The regulations are designed to ensure fixed-term employees are treated no less favourably than permanent employees with respect to their pay and conditions and termination of their employment.

Legal requirements

- The regulations cover employees under a contract which lasts for a specific period of time or which ends on the completion of a particular task or on the occurrence of a specific event

- Where a fixed-term contract ends, this is classed as a dismissal

- Fixed-term employees have the right to be treated no less favourably than comparable permanent employees, unless the treatment can be objectively justified. Employers can take either an overall package or a contract- term-by-contract-term approach when looking at whether terms and conditions are less favourable

- Fixed-term employees must not receive less favourable treatment in respect of training and the right to secure permanent employment

- Fixed-term employees can request a written statement from their employer setting out the reason for any less favourable treatment, which is admissible as evidence in any tribunal proceedings

- Fixed-term employees who believe they have been discriminated against may complain to a tribunal, generally within three months of the date of the act complained of. There is also protection from victimisation, dismissal and detriment

- The tribunal can make a declaration as to the rights of the complainant, award compensation and/or recommend action for the employer to take to reduce the adverse effect on the fixed term employee. Compensation will be calculated as it is for sex, race and disability discrimination, except it will not include compensation for injury to feelings.

Case study

Fred may request a written statement giving particulars of the treatment, to which the company must respond within 21 days, and he can bring a claim under the regulations because he has been excluded from the pension scheme.

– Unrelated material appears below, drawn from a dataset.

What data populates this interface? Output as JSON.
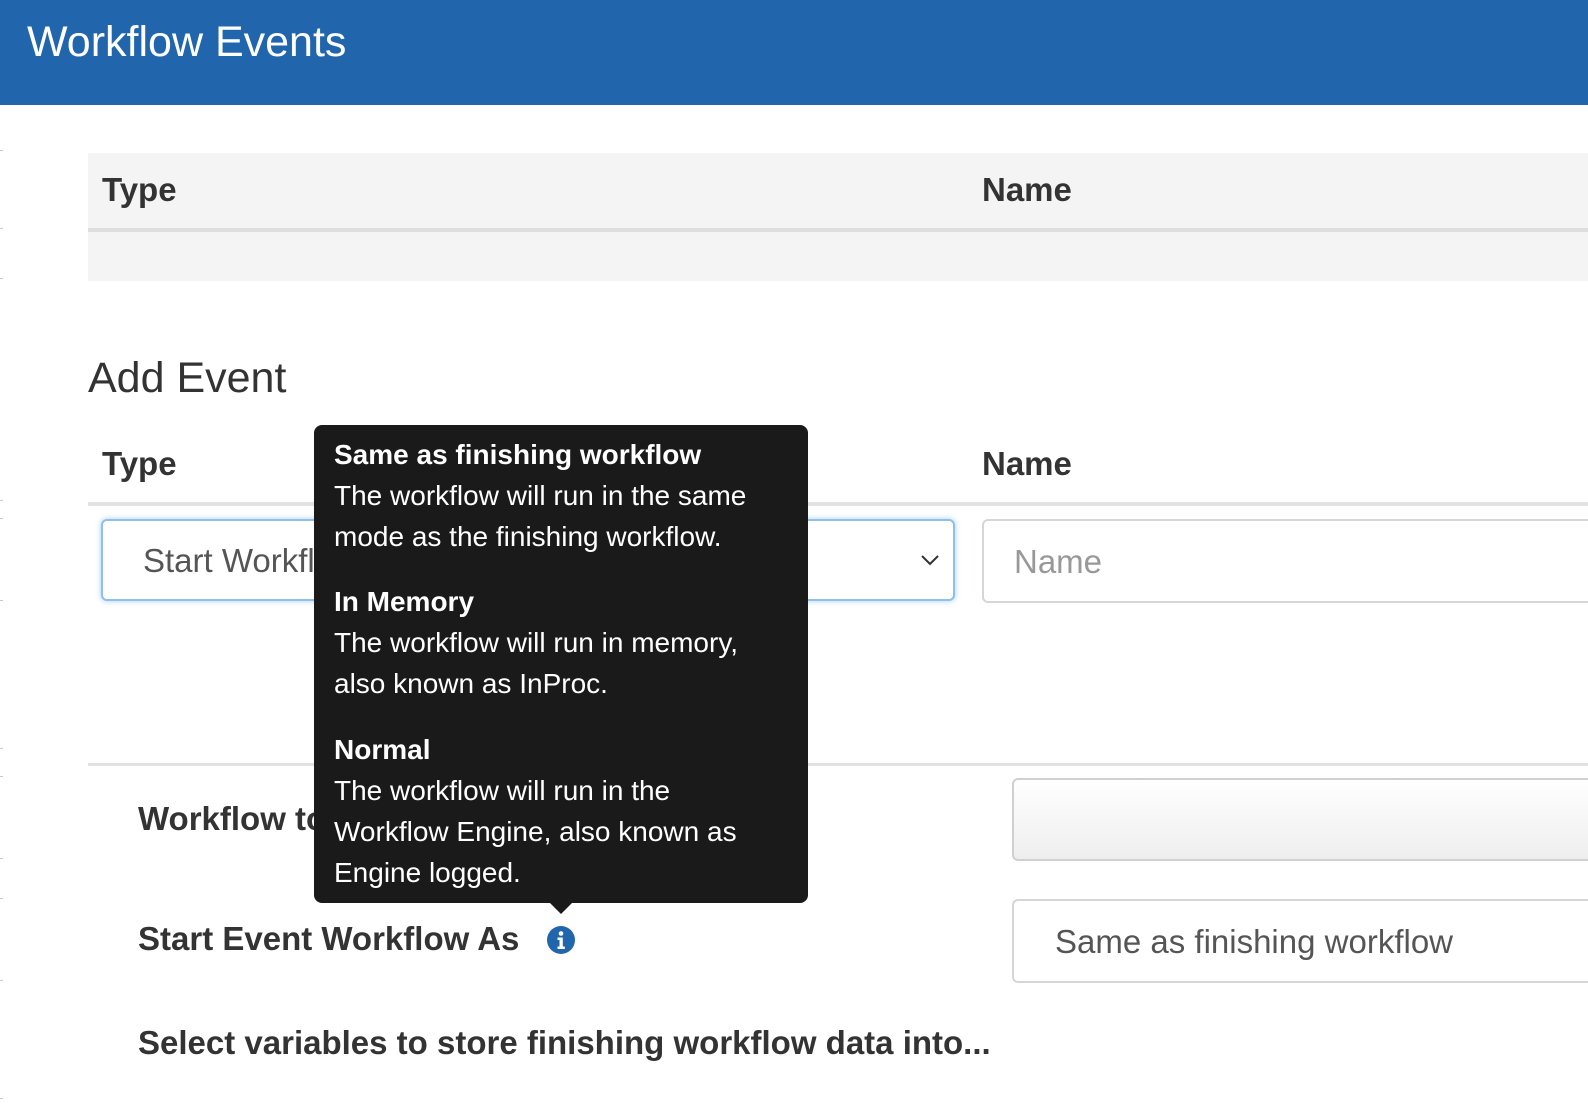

Unless the company applies the same service qualification to Fred as to permanent staff or it can objectively justify the exclusion, it will lose that claim and be forced to compensate Fred and/or provide a pension.

The justification may be that pension rights do not come into force for two years but, if that is the case, the company should offer a cash alternative.

HR departments should review the pay and conditions of fixed-term employees to ensure they are no less favourable than those of permanent employees, unless there is a good reason for the difference.

Companies also need to ensure fixed-term workers receive details of all permanent vacancies (not just those vacancies which would be suitable to the employee). So, unless it has a generally published current vacancy list, the company must notify Fred individually.

Fred has more than a year's service and is also eligible to bring an unfair dismissal claim. If Mary's job were disappearing, the company may be able to fairly dismiss Fred by reason of redundancy, provided it carried out fair selection and consultation procedures and considered Fred for alternative employment. But, in this case, the job is continuing and redundancy will not be a fair reason for dismissal.

Instead, the real reason Fred's manager wishes to dismiss him is that he is unhappy with his performance. To avoid an unfair dismissal, the company would need to follow a full disciplinary procedure before dismissing which, unless Fred's performance is grossly incompetent, will require warnings to be given with a reasonable opportunity to improve.

If this happens after next autumn, the company should also bear in mind the statutory disciplinary procedures set out in the Employment Act 2002. If these minimum procedures are not followed, the tribunal may, for example, increase the compensatory award for unfair dismissal (which currently has a cap of £52,600) by up to 50 per cent.